Though he started recording in the 90s, Phillips’ eclecticism has been at the hart of his success particularly over the course of his last four award winning albums, starting with Daydream Alley in 2015. For those new to the multi-faceted experience, the fact that he’s won in categories ranging from Piano with Instrumentation Album of the Year, Contemporary Instrumental Album of the Year and Best Electronic Album of the Year speaks volumes about a vibe that transcends strict genre trappings.

He’s been called New Age, Contemporary Instrumental, Dream Pop and Electronic Ambient, and I am happy to add a few new interpretive tags to the repertoire: “Symphonic Neo-Classical,” “Eclectic Meditational Music” and even, because of the gently loping, easy grooving spirit of “Oceanside,” “Smooth Folky Jazz.” When one reviewer called A Presence of Three Minds “a movie score just waiting for a movie,” that’s the ultimate incentive to start visualizing just what that narrative would be.
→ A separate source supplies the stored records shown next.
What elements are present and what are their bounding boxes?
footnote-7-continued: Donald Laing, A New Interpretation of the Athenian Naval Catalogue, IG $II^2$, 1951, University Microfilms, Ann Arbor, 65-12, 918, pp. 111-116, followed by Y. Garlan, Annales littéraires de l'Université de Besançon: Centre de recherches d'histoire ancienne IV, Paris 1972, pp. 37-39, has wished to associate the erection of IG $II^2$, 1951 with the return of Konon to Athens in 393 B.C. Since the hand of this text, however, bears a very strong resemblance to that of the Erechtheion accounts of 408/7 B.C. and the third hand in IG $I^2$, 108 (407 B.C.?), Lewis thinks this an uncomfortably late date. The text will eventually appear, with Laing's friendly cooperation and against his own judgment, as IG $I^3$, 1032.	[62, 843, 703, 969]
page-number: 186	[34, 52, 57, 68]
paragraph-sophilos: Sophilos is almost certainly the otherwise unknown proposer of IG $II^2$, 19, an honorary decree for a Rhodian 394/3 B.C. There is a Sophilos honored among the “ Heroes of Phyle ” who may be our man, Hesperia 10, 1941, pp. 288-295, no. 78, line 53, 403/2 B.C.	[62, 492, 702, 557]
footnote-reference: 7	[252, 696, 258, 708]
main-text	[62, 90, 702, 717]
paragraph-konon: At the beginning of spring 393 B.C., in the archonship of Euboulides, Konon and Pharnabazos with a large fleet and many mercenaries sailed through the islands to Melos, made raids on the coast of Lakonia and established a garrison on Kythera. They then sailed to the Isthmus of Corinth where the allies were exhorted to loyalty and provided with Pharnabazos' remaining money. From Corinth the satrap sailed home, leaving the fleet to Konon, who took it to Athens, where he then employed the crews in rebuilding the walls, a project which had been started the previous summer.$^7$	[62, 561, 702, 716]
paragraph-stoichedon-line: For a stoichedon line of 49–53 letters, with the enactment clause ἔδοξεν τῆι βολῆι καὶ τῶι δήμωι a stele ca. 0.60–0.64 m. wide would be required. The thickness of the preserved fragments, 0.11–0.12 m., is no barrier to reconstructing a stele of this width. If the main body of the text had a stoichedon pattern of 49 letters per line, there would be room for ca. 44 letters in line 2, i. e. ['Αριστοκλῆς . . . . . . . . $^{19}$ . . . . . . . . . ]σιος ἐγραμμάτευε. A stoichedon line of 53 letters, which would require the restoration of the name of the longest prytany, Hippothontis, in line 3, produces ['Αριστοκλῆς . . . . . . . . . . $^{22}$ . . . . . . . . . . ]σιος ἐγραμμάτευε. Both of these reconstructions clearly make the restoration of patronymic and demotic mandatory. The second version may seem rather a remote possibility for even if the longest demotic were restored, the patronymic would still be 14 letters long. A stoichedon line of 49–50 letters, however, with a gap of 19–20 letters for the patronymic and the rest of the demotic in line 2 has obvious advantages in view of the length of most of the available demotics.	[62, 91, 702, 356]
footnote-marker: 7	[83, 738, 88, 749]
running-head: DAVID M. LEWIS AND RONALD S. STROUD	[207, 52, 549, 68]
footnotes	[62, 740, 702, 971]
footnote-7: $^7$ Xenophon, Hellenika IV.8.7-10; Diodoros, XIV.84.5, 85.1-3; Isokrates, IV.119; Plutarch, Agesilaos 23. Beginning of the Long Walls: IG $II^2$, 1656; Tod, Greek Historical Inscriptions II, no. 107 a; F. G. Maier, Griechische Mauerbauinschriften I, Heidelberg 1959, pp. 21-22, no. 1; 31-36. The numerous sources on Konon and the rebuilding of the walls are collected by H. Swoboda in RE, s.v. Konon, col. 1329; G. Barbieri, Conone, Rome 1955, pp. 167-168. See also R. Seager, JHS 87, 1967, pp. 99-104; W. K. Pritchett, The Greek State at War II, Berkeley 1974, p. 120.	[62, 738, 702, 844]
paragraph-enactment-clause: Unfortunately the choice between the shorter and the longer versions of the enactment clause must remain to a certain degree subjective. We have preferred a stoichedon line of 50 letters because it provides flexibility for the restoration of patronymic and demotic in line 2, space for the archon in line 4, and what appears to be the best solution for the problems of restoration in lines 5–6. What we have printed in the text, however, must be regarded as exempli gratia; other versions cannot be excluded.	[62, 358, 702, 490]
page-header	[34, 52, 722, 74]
Cribbing from his biography, maybe it’s the story of a multi-talented musician playing southern and classic rock and longing to break free from simple three chord forms and shouts of “Free Bird” at the end of the sets. His college analysis of the classical masters put the greats foremost on his mind during those Midwest and Canadian tours and he was always longing to break free. Just a thought.

One of the reasons Phillips’ music, and A Presence of Three Minds in particular, transcend just about any other electronic new age synth projects is that, as per his training, he creates it in the service of music therapy. Often employing alternate tunings, every piece is designed to resonate with the human body with the intention of healing. Most new age music created for this purpose is gentle, quiet, meditative and sparse. Phillips works wonders as he shows us that healing vibes can take on a multitude of exciting dimensions beyond the slow and relaxing acoustic sounds we might expect.

From the hypnotic opening trance ambience, sound effects and moody keyboard melody that introduces “From the Depths” to the fusion of symphonic grace and meditative synth that infuses “To the Heavens,” A Presence of Three Minds” is a masterwork full of artful textures and unique, often unexpected surprises.

Phillips follows the pop-flavored “Oceanside” with the wistful and haunting, string driven “The Order of Things” and the free-flowing piano with strings reflection “Last One Home.” He follows the plucky and exotic, sonically “out there” “Seeking Sanctuary” with “Alone in the Crowd,” a thoughtful, easily rhythmic piano and strings tune that’s part pop, part symphony, part meditation. Likewise, the classically inspired blend of rushing ambience and sacredly hypnotic synth melody on “In the Queen’s Court” leads to the dark-toned, ominous ambiences of “Aftermath” and deep, floating essences of “Arendell Rising.”

Whoever those Three Minds of the title are, their presence has inspired one of the most compelling and dynamic instrumental recordings of the year. It’s one that requires multiple listens to fully appreciate its intricate details and magical musical tapestries.